Dos Gajos: A Spanish Gainsbourg and Birkin for the 21st Century

Dos Gajos is a band for those who have a sense of humor. Who believe things could be more simple if it wasn’t for us – and our talent for complicating stuff. For those who enjoy the renewal of antique formulas. Dos Gajos is for those who (not unlike us) have understood how useless it is to waste one’s precious time looking for a soul mate – in Spanish folklore, one’s media naranja or “other half of the orange” – when we can have Dos Gajos – two segments – and squeeze them with a smile.

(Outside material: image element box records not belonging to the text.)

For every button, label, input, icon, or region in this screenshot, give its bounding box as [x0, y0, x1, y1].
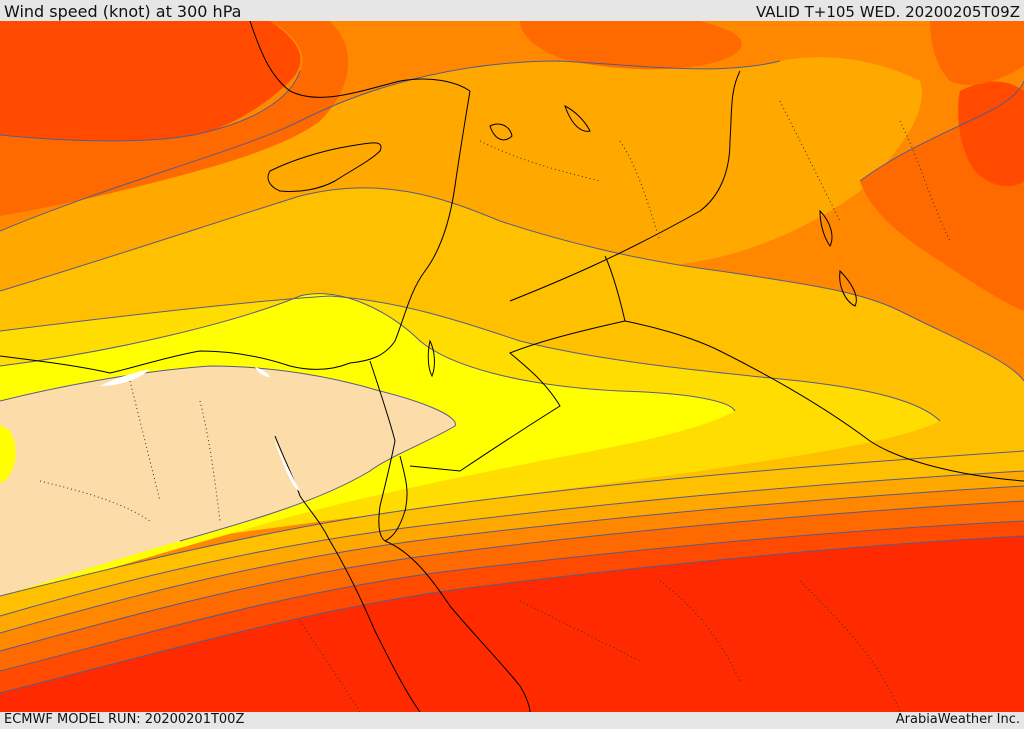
border-2: [409, 320, 626, 472]
dotted-borders: [39, 100, 951, 712]
contour-lines: [0, 60, 1024, 694]
band-red-s: [0, 536, 1024, 712]
band-yellow-patch: [0, 426, 16, 483]
coastline-red-sea-west: [329, 540, 421, 712]
band-lowest: [0, 366, 456, 596]
border-3: [624, 320, 1024, 482]
wind-speed-map-svg: [0, 21, 1024, 712]
footer-bar: ECMWF MODEL RUN: 20200201T00Z ArabiaWeat…: [0, 712, 1024, 729]
coastline-red-sea-east: [384, 540, 531, 712]
dead-sea: [427, 339, 435, 378]
band-dark-orange-ne: [930, 21, 1024, 86]
credit-text: ArabiaWeather Inc.: [895, 712, 1020, 727]
coastline-gulf: [819, 209, 833, 247]
coastline-egypt-north: [0, 350, 351, 374]
chart-title: Wind speed (knot) at 300 hPa: [4, 2, 242, 21]
header-bar: Wind speed (knot) at 300 hPa VALID T+105…: [0, 0, 1024, 21]
band-red-orange-s: [0, 521, 1024, 693]
band-dark-orange-s: [0, 501, 1024, 671]
coastline-gulf-suez: [274, 435, 331, 542]
lake-turkey: [489, 123, 513, 141]
model-run: ECMWF MODEL RUN: 20200201T00Z: [4, 712, 245, 727]
band-dark-orange-nw: [0, 21, 349, 216]
coastline-aqaba: [384, 455, 408, 542]
valid-time: VALID T+105 WED. 20200205T09Z: [755, 3, 1020, 21]
band-red-orange-nw: [0, 21, 301, 144]
band-amber-s: [0, 451, 1024, 616]
water-patch-canal: [255, 367, 270, 377]
water-patch-delta: [100, 369, 150, 386]
lake-urmia: [564, 105, 591, 132]
coastline-cyprus: [267, 142, 382, 192]
border-4: [509, 70, 741, 302]
coastline-levant: [349, 90, 471, 364]
coastline-sinai: [378, 440, 396, 542]
border-5: [604, 255, 626, 322]
coastline-gulf-2: [839, 269, 857, 307]
band-dark-orange-n: [520, 21, 742, 70]
band-light-orange-s: [0, 471, 1024, 633]
band-orange-s: [0, 486, 1024, 651]
band-red-orange-e: [958, 81, 1024, 187]
coastlines: [0, 21, 1024, 712]
coastline-turkey: [249, 21, 471, 98]
wind-map[interactable]: [0, 21, 1024, 712]
border-1: [369, 360, 396, 442]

Like many other cocktails, this one, composed of Juan Carlos Fernández (formerly from Penélope Trip) and the experimental cinema specialist Esperanza Collado, emerged from coincidence. “We met during the summer of 2010, when I went to a friend’s house to record some songs in his studio, and met his girl,” explains Fernández. The girl in question was of course Collado.

While Spain is their country of origin, they could easily be French if only their names were Gainsbourg and Birkin, or American, if they were called Hazlewood and Sinatra (Nancy, that is).

With her talent for percussion, it came naturally for Collado to take the rhythmical reins of their eventual collaboration, which often works with contrasts, pairing folk melodies and stubborn drums, pinched guitars and childish rhythms. While Spain is their country of origin, they could easily be French if only their names were Gainsbourg and Birkin, or American, if they were called Hazlewood and Sinatra (Nancy, that is). The way they alternate their voices is as important to the rhythm of the band as the tapping of the drums. “The secret is simply that there is good understanding between us,” says Fernández. His guitar, her boxes and both of their voices are more than they need to create small universes.

These Iberian Moldy Peaches sound, on their new record Dos, “more relaxed and clean” than on their homonymous 2011 debut. And the tension that permeated 2012’s Dos Gajos y Seis Canciones is gone. The idea is to “not to repeat schemes in every record. To try new approaches when it comes to recording the songs,” explains Fernández. Dos is packed with refrains that bring us back to our childhood, its mocking lyrics designed with the same acidity balance as the citrus fruits of their name.

While Fernández says his influences stem from “rhythmical music like blues, jazz or older Caribbean rhythms,” they still seem somewhat touched by Hispanic folklore, as if by acquired heritage, through the senses. But for us at Panamérika they simply sound local and universal, intimate and popular, ironic and nostalgic. One segment is sweet; the other one is bitter, and their resounding juice is best distilled in slow motion.